Himmlisch Manna.

[538] 1. Die Thorheit der Nachforscher dieser Kunst ist, daß sie ihr ganz Vorhaben und Gedanken auf keine andere Dinge setzen, als nur Gold und Silber zu machen; und solchergestalt fallen sie in den Irrthum, daß das Gold und Silber das Fundament seyn müsse, worauf dieses schöne Gebäude aufgerichtet werden soll, das denn falsch ist. Jetzt will ich mich nicht unterstehen, solches zu probiren, Weitläufigkeit zu vermeiden; es ist genug, daß ich bei meiner Seele betheure, daß es also nicht ist, noch keines dergleichen, und dennoch wahr bleibt, daß es einer goldenen Natur ist.
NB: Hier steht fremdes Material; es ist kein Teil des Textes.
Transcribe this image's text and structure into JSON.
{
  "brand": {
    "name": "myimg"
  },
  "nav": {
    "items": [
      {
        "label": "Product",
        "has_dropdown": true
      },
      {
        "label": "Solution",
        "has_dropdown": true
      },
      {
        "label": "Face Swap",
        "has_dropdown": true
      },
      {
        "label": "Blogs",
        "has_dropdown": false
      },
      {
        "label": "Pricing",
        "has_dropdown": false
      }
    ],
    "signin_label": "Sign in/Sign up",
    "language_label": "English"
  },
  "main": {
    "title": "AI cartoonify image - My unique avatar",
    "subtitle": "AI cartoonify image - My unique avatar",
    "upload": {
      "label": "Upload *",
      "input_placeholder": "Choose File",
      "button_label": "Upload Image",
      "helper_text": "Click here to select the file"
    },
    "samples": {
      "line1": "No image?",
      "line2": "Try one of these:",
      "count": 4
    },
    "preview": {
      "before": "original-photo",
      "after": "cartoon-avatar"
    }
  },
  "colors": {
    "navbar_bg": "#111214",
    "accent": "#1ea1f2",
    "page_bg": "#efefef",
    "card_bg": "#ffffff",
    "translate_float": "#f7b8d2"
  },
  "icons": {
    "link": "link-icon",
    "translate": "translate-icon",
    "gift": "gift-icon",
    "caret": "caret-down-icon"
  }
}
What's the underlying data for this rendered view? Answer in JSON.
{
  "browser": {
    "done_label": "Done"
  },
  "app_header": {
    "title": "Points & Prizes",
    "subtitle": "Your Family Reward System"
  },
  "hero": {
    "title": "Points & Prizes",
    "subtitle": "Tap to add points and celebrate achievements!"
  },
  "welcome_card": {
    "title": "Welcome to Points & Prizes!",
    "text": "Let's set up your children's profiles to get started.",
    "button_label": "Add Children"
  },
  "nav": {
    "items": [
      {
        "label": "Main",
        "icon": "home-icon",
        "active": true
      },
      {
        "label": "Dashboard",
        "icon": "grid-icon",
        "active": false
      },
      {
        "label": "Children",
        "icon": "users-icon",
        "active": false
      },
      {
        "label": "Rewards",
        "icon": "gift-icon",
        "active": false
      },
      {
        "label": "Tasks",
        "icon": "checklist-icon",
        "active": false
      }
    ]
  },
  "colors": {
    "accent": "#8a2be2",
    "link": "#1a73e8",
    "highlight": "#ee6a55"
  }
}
2. Wollen deßhalb zur Sache schreiten. Wisset demnach kurz, daß, wie die Verwandlung der unvollkommenen Metalle in Gold oder Silber, ist die vornehmste Intention der Chymisten, so ist sie kaum oder gar nicht gewesen bei den alten Philosophen, und obwohl man durch diese Kunst solche gedachte Verwandlung der unvollkommenen Metalle in Gold und Silber thun kann, so ist solches doch das geringste dieser Kunst.

3. Ich will nicht verneinen, daß Gold und Silber zu besitzen ein Segen von Gott sey, vornemlich wenn es durch solche Mittel erobert wird, weil es den Menschen von Armuth und Dienstbarkeit[539] eines andern be freit, und macht, daß ein Mensch viel Wohlthaten thun kann an den Armen und Unterdrückten; ja es ist ein Glück viel Güter zu besitzen, aber das allerwenigste, das da entspringt vom Stein der Weisen, so dessen Gebrauch vollkommen erkannt wird. Gold und Silber sind gute Dinge und ihr Besitz ist angenehm den Geizigen und Ruchlosen, welche ihre Zuversicht zu Gott nicht haben und ihn nicht erkennen, wie sie sollen.
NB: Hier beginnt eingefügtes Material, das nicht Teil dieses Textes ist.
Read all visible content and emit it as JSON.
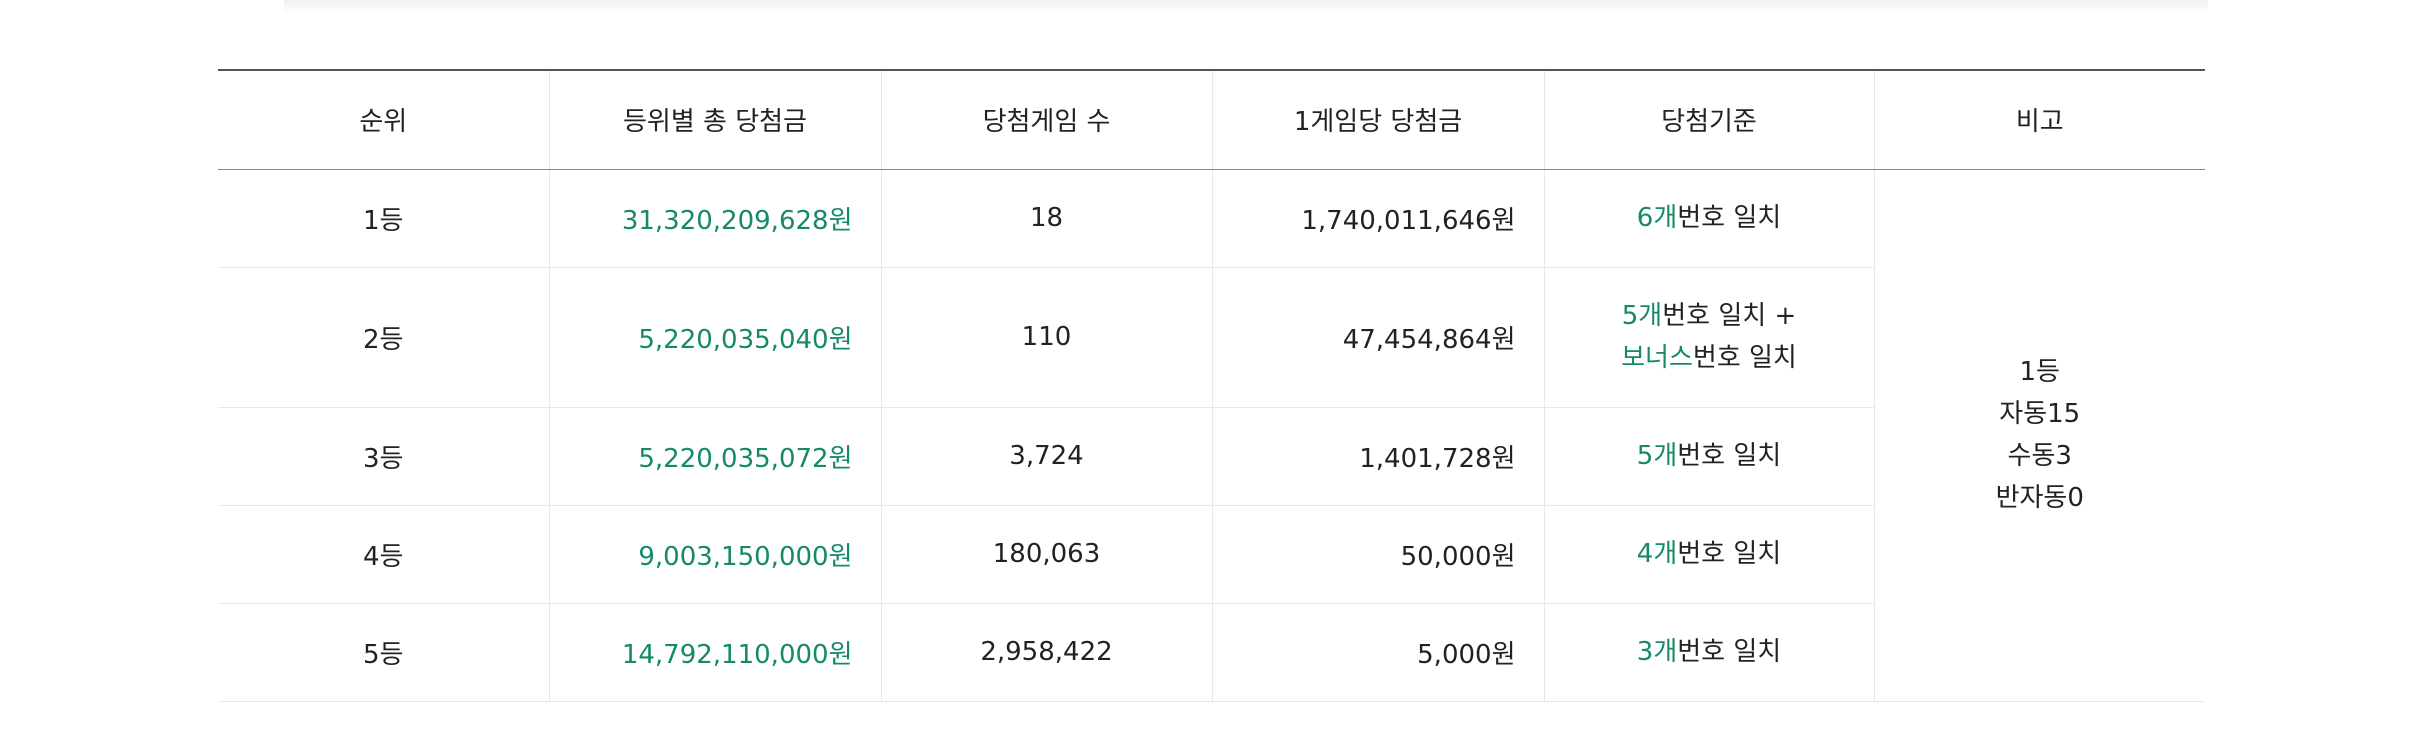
{
  "table": {
    "headers": [
      "순위",
      "등위별 총 당첨금",
      "당첨게임 수",
      "1게임당 당첨금",
      "당첨기준",
      "비고"
    ],
    "rows": [
      {
        "rank": "1등",
        "total": "31,320,209,628원",
        "winners": "18",
        "per_game": "1,740,011,646원",
        "criteria": {
          "line1_num": "6개",
          "line1_rest": "번호 일치",
          "line2_num": "",
          "line2_rest": ""
        }
      },
      {
        "rank": "2등",
        "total": "5,220,035,040원",
        "winners": "110",
        "per_game": "47,454,864원",
        "criteria": {
          "line1_num": "5개",
          "line1_rest": "번호 일치 +",
          "line2_num": "보너스",
          "line2_rest": "번호 일치"
        }
      },
      {
        "rank": "3등",
        "total": "5,220,035,072원",
        "winners": "3,724",
        "per_game": "1,401,728원",
        "criteria": {
          "line1_num": "5개",
          "line1_rest": "번호 일치",
          "line2_num": "",
          "line2_rest": ""
        }
      },
      {
        "rank": "4등",
        "total": "9,003,150,000원",
        "winners": "180,063",
        "per_game": "50,000원",
        "criteria": {
          "line1_num": "4개",
          "line1_rest": "번호 일치",
          "line2_num": "",
          "line2_rest": ""
        }
      },
      {
        "rank": "5등",
        "total": "14,792,110,000원",
        "winners": "2,958,422",
        "per_game": "5,000원",
        "criteria": {
          "line1_num": "3개",
          "line1_rest": "번호 일치",
          "line2_num": "",
          "line2_rest": ""
        }
      }
    ],
    "notes": [
      "1등",
      "자동15",
      "수동3",
      "반자동0"
    ]
  },
  "colors": {
    "accent_green": "#16896a",
    "text": "#222222",
    "header_rule": "#555555"
  }
}
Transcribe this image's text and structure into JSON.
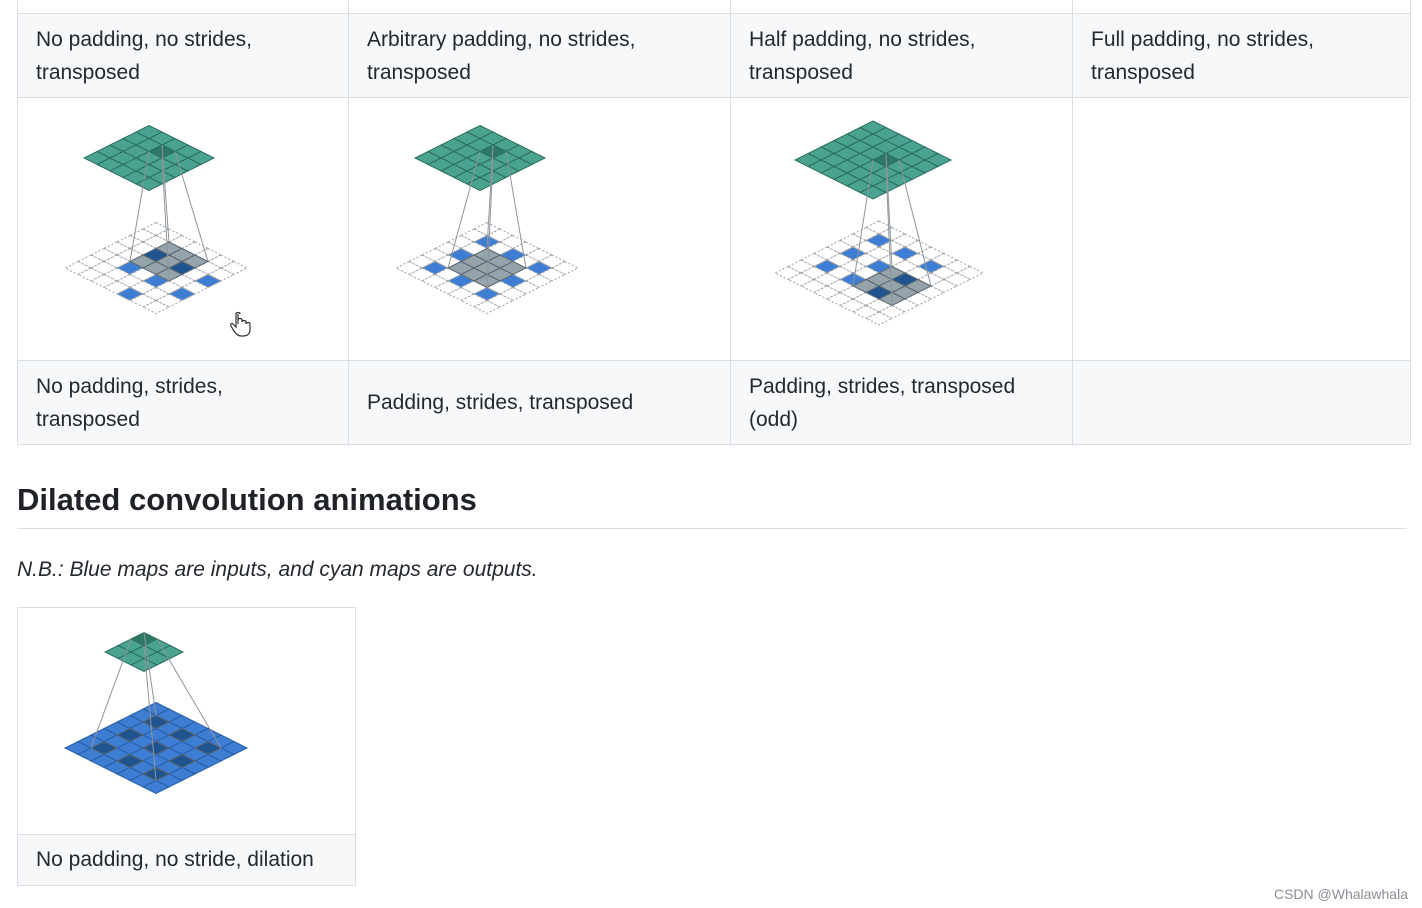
{
  "transposed_table": {
    "row1_captions": [
      "No padding, no strides, transposed",
      "Arbitrary padding, no strides, transposed",
      "Half padding, no strides, transposed",
      "Full padding, no strides, transposed"
    ],
    "row2_captions": [
      "No padding, strides, transposed",
      "Padding, strides, transposed",
      "Padding, strides, transposed (odd)",
      ""
    ]
  },
  "section": {
    "heading": "Dilated convolution animations",
    "note": "N.B.: Blue maps are inputs, and cyan maps are outputs."
  },
  "dilated_table": {
    "caption": "No padding, no stride, dilation"
  },
  "watermark": "CSDN @Whalawhala",
  "colors": {
    "output_cyan": "#4aa391",
    "input_blue": "#3d7ed4",
    "kernel_gray": "#95a3ab",
    "dark_blue": "#1f5490",
    "border": "#d8dee4",
    "header_bg": "#f6f8fa"
  }
}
4. Aber was ein rechter Naturforscher dieser Weisheit belangt, der wird zufrieden seyn, nach der Regel des Apostels, mit Nahrung und Kleidung.

5. Ich habe ein wenig excedirt in meiner Exklamation wider die bösen Begierden des Reichthums; denn es geziemt einem Weisen nicht, dieselbe zu lieben, und wenn du alles gesehen haben wirst, was in diesem Traktätlein abgehandelt wird, so wirst du den Reichthum nicht so hoch schätzen, als andere Erkenntniß und Wissenschaft, denn in dieser Kunst wird die ganze Weisheit der Natur begriffen und verfaßt. Sie enthält nicht allein überschwänglichen Reichthum und vollkommene Gesundheit, welches ein herrlicher Schatz ist als Reichthum, sondern auch die Erkenntniß der Vegetabilien, Animalien und Mineralien, deren Ursprung die Wurzel der ganzen Philosophie ist.
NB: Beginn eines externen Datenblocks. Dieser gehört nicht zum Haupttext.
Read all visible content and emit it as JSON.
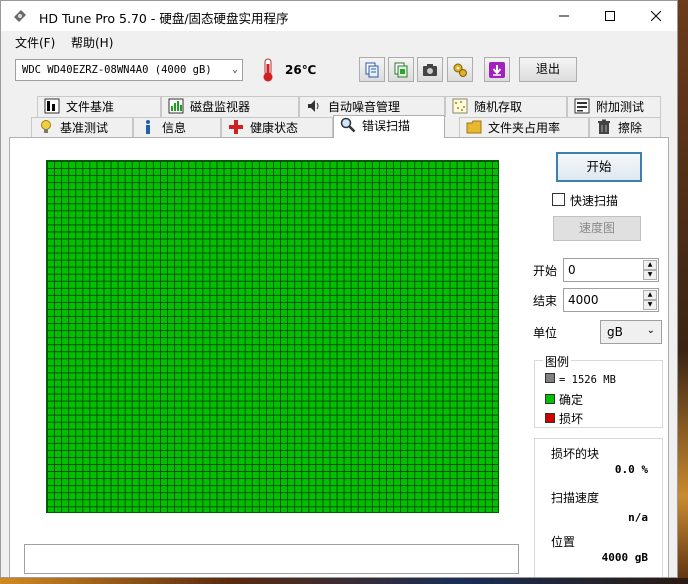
{
  "window": {
    "title": "HD Tune Pro 5.70 - 硬盘/固态硬盘实用程序"
  },
  "menu": {
    "file": "文件(F)",
    "help": "帮助(H)"
  },
  "toolbar": {
    "drive": "WDC WD40EZRZ-08WN4A0 (4000 gB)",
    "temperature": "26℃",
    "exit_label": "退出",
    "icons": [
      "copy-text-icon",
      "copy-screenshot-icon",
      "camera-icon",
      "options-icon",
      "save-icon"
    ]
  },
  "tabs_row1": [
    {
      "label": "文件基准",
      "icon": "file-benchmark-icon"
    },
    {
      "label": "磁盘监视器",
      "icon": "disk-monitor-icon"
    },
    {
      "label": "自动噪音管理",
      "icon": "speaker-icon"
    },
    {
      "label": "随机存取",
      "icon": "random-access-icon"
    },
    {
      "label": "附加测试",
      "icon": "extra-tests-icon"
    }
  ],
  "tabs_row2": [
    {
      "label": "基准测试",
      "icon": "benchmark-icon"
    },
    {
      "label": "信息",
      "icon": "info-icon"
    },
    {
      "label": "健康状态",
      "icon": "health-icon"
    },
    {
      "label": "错误扫描",
      "icon": "magnifier-icon",
      "active": true
    },
    {
      "label": "文件夹占用率",
      "icon": "folder-icon"
    },
    {
      "label": "擦除",
      "icon": "trash-icon"
    }
  ],
  "scan": {
    "start_button": "开始",
    "quick_scan_label": "快速扫描",
    "quick_scan_checked": false,
    "speed_map_button": "速度图",
    "start_label": "开始",
    "start_value": "0",
    "end_label": "结束",
    "end_value": "4000",
    "unit_label": "单位",
    "unit_value": "gB",
    "legend_title": "图例",
    "legend": [
      {
        "label": "= 1526 MB",
        "color": "#808080"
      },
      {
        "label": "确定",
        "color": "#00c000"
      },
      {
        "label": "损坏",
        "color": "#d00000"
      }
    ],
    "damaged_blocks_label": "损坏的块",
    "damaged_blocks_value": "0.0 %",
    "scan_speed_label": "扫描速度",
    "scan_speed_value": "n/a",
    "position_label": "位置",
    "position_value": "4000 gB"
  },
  "colors": {
    "ok_block": "#00c000",
    "damaged_block": "#d00000",
    "accent": "#3c7fb1"
  }
}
6. Ueberdieß, so können auch die sieben freien Künste dadurch in ihrer höchsten Vollkommenheit erlangt werden, und die Wissenschaft allerhand[540] Edelsteine zu machen, besser als die natürliche, welcher Größe man sie auch haben wollte, als Rubinen, Karfunkel, Diamanten, Perlen, Saphyren etc.

7. Alles dieses aber ist noch weit von der Vollkommenheit dieser Kunst, wozu wenig Menschen haben gelangen können: durch diese Kunst kann Magia naturalis gelernt werden, und auch alles was die Geister thun können (doch nicht so geschwind), das können auch die wahren Philosophen thun, obwohl solches den Unwissenden übernatürlich zu seyn scheint; ja alles, was in der ganzen Natur ist, kann durch diese Kunst erforscht werden, durch sie kann man den bösen Geistern gebieten und sie wegtreiben; mit einem Wort, alles was unter dem Monde ist, kann hiedurch gethan werden.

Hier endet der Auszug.